As you already know if you’re on the couch with a sore throat, a runny nose and a fever, influenza is a breathing illness that usually occurs in the winter.
The three types of influenza that normally affect people fall into three categories: Types A, B and C.
Type A, normally spread through animals, is the most common influenza and usually causes the most serious epidemics.
Type B outbreaks also can cause epidemics, but the disease it produces generally is milder.
Type C viruses, on the other hand, never have been connected with a large epidemic.
Both H1N1 (swine flu) and H3N2, which now has people heading to hospitals in many regions across the country, are Type A influenzas.
H1N1 is extremely contagious and produces many symptoms that appear two to three days after infection. This strain of flu affects younger people.
H1N1, which was isolated in Canadian pigs 12 years ago, first appeared in 1918. Many of those infected with the illness, which was then known as “the Spanish flu,” died from it because there was no vaccine available at the time.

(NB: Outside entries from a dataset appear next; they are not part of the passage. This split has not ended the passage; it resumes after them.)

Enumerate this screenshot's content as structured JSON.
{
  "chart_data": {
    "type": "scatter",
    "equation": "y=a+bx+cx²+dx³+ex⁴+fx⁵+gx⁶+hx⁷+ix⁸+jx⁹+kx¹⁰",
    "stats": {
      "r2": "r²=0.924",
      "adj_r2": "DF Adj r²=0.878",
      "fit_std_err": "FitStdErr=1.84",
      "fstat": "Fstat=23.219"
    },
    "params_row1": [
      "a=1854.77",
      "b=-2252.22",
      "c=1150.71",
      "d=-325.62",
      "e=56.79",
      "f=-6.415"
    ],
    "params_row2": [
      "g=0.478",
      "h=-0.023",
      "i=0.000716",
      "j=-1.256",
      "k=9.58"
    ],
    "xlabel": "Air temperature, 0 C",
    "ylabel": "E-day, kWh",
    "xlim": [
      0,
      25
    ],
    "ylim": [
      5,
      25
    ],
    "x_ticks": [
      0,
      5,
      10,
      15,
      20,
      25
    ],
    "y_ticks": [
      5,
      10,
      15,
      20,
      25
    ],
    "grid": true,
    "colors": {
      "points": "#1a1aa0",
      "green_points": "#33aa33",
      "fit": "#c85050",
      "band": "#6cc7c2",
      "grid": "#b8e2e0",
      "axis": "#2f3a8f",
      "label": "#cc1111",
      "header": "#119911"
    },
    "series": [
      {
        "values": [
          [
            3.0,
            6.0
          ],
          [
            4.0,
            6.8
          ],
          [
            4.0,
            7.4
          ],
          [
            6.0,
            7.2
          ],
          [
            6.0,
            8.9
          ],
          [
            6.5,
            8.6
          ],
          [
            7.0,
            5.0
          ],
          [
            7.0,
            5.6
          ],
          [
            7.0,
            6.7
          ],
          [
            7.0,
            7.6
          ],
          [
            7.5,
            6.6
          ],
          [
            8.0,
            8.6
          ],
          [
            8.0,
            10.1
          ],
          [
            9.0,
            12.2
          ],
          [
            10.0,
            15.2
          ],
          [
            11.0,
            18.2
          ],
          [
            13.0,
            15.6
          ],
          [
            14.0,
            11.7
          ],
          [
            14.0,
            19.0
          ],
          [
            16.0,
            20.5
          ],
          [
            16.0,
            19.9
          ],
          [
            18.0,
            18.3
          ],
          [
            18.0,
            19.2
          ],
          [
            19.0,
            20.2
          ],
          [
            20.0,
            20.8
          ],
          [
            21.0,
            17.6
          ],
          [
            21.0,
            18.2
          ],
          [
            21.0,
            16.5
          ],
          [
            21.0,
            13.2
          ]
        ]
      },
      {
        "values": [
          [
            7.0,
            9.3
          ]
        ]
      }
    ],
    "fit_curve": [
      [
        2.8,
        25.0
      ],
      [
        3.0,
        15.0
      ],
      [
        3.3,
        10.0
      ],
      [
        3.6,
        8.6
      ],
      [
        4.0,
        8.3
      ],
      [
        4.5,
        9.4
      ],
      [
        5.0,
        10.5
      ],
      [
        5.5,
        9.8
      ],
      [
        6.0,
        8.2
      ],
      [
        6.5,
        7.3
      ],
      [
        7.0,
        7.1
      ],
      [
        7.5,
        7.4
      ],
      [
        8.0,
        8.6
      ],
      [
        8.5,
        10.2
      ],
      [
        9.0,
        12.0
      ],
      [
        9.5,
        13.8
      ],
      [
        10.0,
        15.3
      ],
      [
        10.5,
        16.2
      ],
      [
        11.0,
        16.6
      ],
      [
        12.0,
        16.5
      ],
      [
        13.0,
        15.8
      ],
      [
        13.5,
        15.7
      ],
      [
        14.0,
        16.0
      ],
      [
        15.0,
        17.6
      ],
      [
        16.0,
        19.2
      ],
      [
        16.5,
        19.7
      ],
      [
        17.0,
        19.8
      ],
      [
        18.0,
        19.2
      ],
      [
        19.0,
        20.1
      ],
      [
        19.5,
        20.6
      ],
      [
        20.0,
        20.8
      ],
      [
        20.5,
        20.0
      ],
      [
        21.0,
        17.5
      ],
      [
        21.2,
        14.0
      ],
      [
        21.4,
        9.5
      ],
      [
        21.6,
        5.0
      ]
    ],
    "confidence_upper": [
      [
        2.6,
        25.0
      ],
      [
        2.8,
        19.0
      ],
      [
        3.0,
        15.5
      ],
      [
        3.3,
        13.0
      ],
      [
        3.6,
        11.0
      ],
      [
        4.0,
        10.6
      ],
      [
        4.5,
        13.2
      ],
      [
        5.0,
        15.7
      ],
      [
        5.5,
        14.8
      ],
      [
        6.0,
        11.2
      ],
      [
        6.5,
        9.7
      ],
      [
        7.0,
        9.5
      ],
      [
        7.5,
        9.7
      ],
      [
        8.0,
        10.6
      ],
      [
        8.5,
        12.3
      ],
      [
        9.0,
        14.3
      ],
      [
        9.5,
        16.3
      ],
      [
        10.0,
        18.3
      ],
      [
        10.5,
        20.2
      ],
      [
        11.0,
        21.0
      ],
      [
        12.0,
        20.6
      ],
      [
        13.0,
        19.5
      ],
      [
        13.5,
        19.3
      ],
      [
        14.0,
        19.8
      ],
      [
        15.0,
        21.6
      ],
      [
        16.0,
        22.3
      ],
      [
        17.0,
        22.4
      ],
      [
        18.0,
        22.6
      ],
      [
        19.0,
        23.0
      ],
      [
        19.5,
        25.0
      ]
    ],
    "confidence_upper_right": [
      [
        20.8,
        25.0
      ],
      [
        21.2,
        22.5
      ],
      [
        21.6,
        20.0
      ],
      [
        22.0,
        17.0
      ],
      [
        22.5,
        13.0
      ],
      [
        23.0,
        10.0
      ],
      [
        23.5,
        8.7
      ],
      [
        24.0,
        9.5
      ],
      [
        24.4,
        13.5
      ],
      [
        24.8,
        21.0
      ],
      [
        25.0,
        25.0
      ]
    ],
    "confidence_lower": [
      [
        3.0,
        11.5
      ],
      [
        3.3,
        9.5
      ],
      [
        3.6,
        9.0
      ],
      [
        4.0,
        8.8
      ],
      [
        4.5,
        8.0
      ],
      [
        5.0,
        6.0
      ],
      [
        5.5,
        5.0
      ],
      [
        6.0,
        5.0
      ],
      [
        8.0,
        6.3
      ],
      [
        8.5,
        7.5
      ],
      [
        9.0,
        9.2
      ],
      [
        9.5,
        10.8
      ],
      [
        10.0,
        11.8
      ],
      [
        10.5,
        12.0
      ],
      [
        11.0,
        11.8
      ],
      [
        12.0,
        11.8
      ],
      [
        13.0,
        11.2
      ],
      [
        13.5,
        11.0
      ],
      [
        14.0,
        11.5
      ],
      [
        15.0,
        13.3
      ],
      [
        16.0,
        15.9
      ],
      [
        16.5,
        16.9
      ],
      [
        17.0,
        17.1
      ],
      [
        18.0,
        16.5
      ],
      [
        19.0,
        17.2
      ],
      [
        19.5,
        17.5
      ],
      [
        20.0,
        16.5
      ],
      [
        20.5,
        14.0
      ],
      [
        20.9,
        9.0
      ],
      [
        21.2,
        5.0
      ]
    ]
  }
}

The flu reappeared in headlines in the 1970s, when an outbreak of it in the U.S. military led to a national national immunization program south of the border.
H1N1 appeared in Mexico in 2009 and spread quickly. Alarmed health officials braced pandemic.
H3N2 is posing a bigger problem in parts of Canada right now.
Unlike H1N1, this strain of flu targets elderly people, whose immune systems are relatively weak and less able to rebound from influenza. Because older people are at serious risk of developing pneumonia and other serious conditions, H3N2 is a major concern at long-term health care facilities.
Getting the flu shot
The influenza virus is killed by your antibodies, which are cells that have been trained to seek and destroy viruses. The flu shot acts like pre-battle training for your bodies.
The flu shot has pieces of the influenza virus. Those pieces are dead but nonetheless introduce your body to the virus, allowing your body to build up the antibodies necessary to fight it further down the road.
There are many different types of the influenza viruses so the flu shot usually includes dead pieces of several kinds of flu. That way your antibodies are prepared to do battle with a number of flu strains.
Since flu viruses are constantly mutating, most doctors recommend getting the flu shot every year. Those in weakened states of health, including infants and the elderly, are most strongly encouraged to do so.
This year, the flu shot protects against H3N2 as well as H1N1.